Les premières activités de MVS portaient d’ailleurs sur la sensibilisation des jeunes à Niamey, au niveau de son siège « RIVOLI » situé sur une route animée par des professionnelles du sexe. A partir de 1999, MVS a créé la première Cellule de prise en charge des personnes vivant avec le VIH/Sida au Niger. L’ONG a également mis en place, en 2002, le premier Centre de Dépistage Anonyme et Volontaire (CEDAV) au Niger et une cellule d’expertise en conseils sur les IST/VIH/Sida (ECONVISI) en 2004.
L’association a par ailleurs amorcé une décentralisation de ses activités par la création d’antennes SOS dépistage volontaires intégrant des unités de soins dans les régions de Tahoua (2003), Zinder (2004) et Agadez (2005). En 2006, des pools de formateurs régionaux en renforcement de capacités des acteurs de lutte contre les IST-VIH/SIDA ont également été créés dans les huit (8) régions du Niger. « Malheureusement, faute de financements, les antennes régionales de MVS ne sont plus fonctionnelles », explique Abdou Adamou.
L’autre difficulté de l’ONG est le fait que certains patients donnent de faux noms, de faux contacts téléphoniques.
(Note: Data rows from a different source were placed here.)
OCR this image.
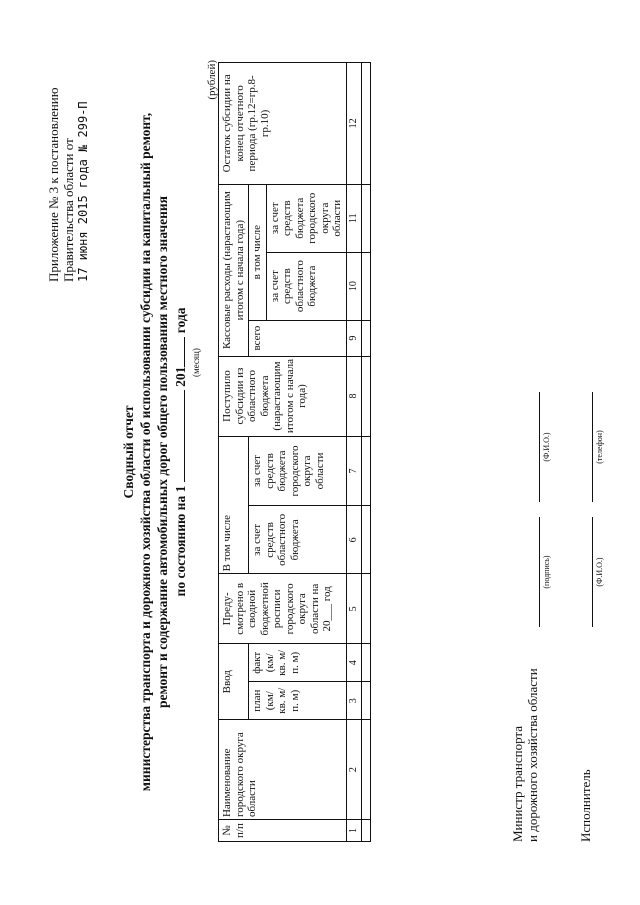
Приложение № 3 к постановлению Правительства области от 17 июня 2015 года № 299-П
Сводный отчет министерства транспорта и дорожного хозяйства области об использовании субсидии на капитальный ремонт, ремонт и содержание автомобильных дорог общего пользования местного значения по состоянию на 1  201 года
(месяц)
(рублей)
№ п/п	Наименование городского округа области	Ввод		Преду-смотрено в сводной бюджетной росписи городского округа области на 20___ год	В том числе		Поступило субсидии из областного бюджета (нарастающим итогом с начала года)	Кассовые расходы (нарастающим итогом с начала года)			Остаток субсидии на конец отчетного периода (гр.12=гр.8-гр.10)
		план (км/ кв. м/ п. м)	факт (км/ кв. м/ п. м)		за счет средств областного бюджета	за счет средств бюджета городского округа области		всего	в том числе		
									за счет средств областного бюджета	за счет средств бюджета городского округа области	
1	2	3	4	5	6	7	8	9	10	11	12

Министр транспорта и дорожного хозяйства области
(подпись)
(Ф.И.О.)
Исполнитель
(Ф.И.О.)
(телефон)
On a aussi des patients qui n’ont pas de téléphone. Ces situations ne permettent pas de retrouver le patient lorsqu’il est perdu de vue. M. Abdou Adamou pense que les patients doivent respecter les RDV et prendre correctement leur traitement. Les mesures préventives qui leur sont enseignées complètent le traitement et contribuent à l’amélioration de leur santé. Selon le directeur de MVS, le traitement ARV est un traitement à vie. « Même si on se porte très bien, on doit respecter la prise des médicaments, les RDV et les mesures préventives », précise-t-il. C’est pourquoi, M. Abdou Adamou demande aux patients de bien suivre leur traitement afin d’avoir une charge virale indétectable et de la maintenir pour leur propre santé et pour la santé des autres.